The crabbed view of innovation waivers taken by the Obama administration seemingly raised the price for health insurance and made it ultimately unaffordable for many of those that the ACA seemed intended to help.
Many families insured under the ACA exchanges have been paying high premiums with high deductibles to the point that they have been fleeing the insurance markets altogether. According to recent Census Bureau statistics, families that are not heavily subsidized by the government have been dropping their health insurance and joining the ranks of the uninsured.
New guidance from the Trump administration sought to stem that tide by returning the power of innovation to the states and once again allowing them to propose creative ways to make comprehensive health insurance more affordable and a better value to more families.
Under the new guidance, the Trump administration carved new paths for states to create better health-care alternatives. States may now help create and fund health savings accounts, for example, or let people use their premium subsidies to buy alternative insurance plans that offer benefits different from the ACA mandates.
Broad flexibility for state-based innovations can reduce health-care costs and increase coverage.
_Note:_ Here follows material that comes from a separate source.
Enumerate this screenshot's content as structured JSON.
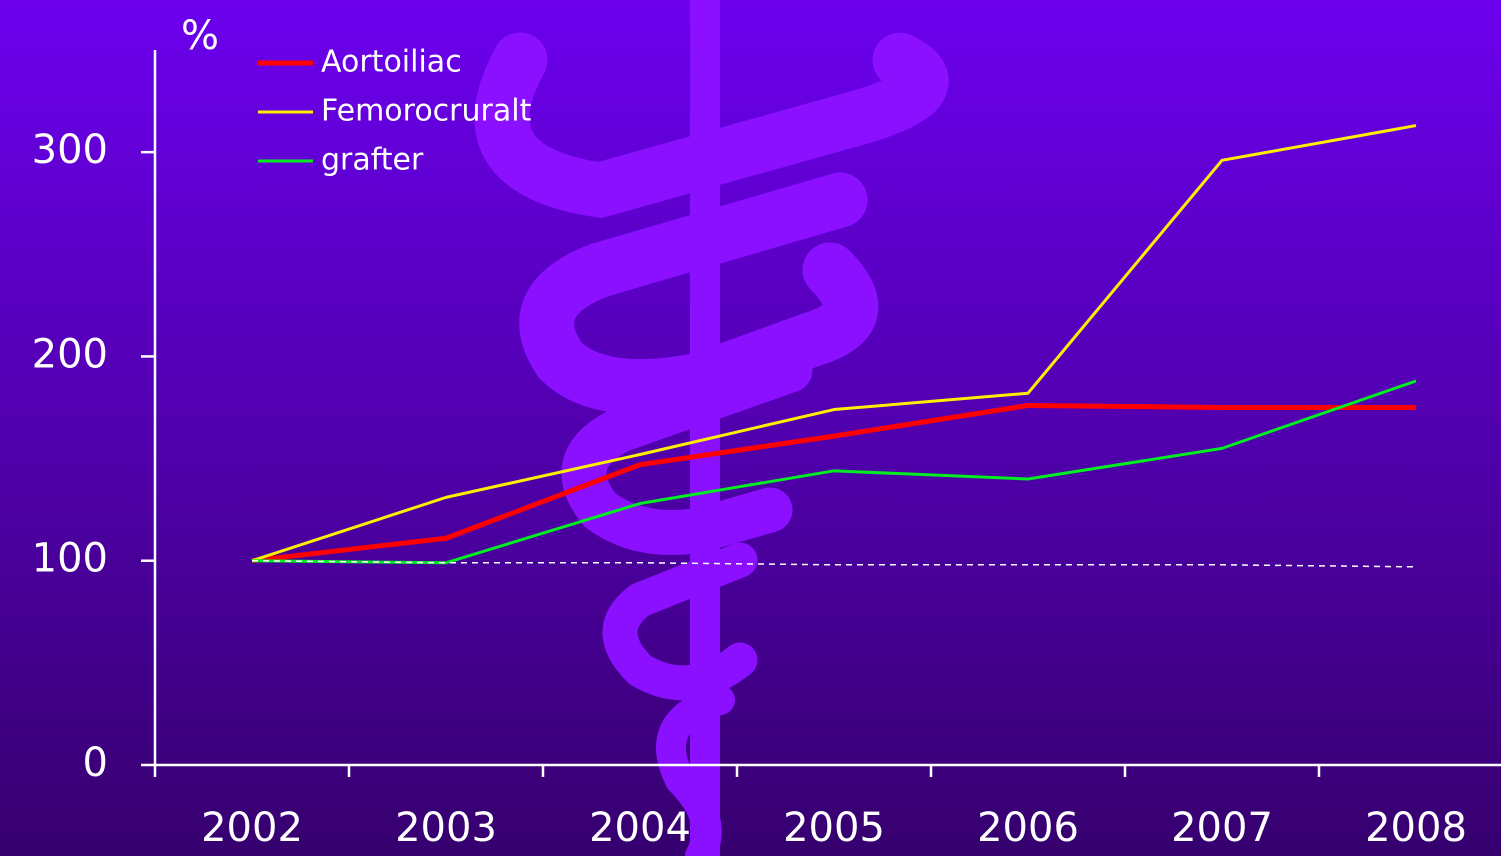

Seven states are already using waivers to help mitigate the types of risks that can increase health insurance premiums for everyone. Those states saw their average premiums decline and enrollment increase as health insurance became more affordable. Not surprisingly, more states plan to follow their lead in 2020.
Opponents of the new guidance appear to be against innovation, flexibility, savings, and more affordable health insurance plans. They want to use the Congressional Review Act — a law that allows Congress to repeal executive rules—to retract the new rules and return to the cookie-cutter, Obama-era guidance that had made health insurance under the ACA unaffordable. Such a retreat would be a mistake.
Executive and legislative policymakers should continue to allow states the flexible creativity to design and offer better health insurance plans to their citizens. The Trump administration has heard the states’ cries for relief from the myopic, Obama-era directives and has answered.
The ACA intended state innovation waivers to encourage states to find better, affordable, well-suited options for health insurance. It seems that the Obama administration’s rule-making deprived us all of that intention. New guidance from the Trump administration has restored what Congress originally had in mind. So, it is not without irony that congressional Democrats seem poised to use the Congressional Review Act to undo what a Democrat Congress did.
Rea S. Hederman Jr. is executive director of the economic research center and vice president of policy at The Buckeye Institute in Columbus, Ohio.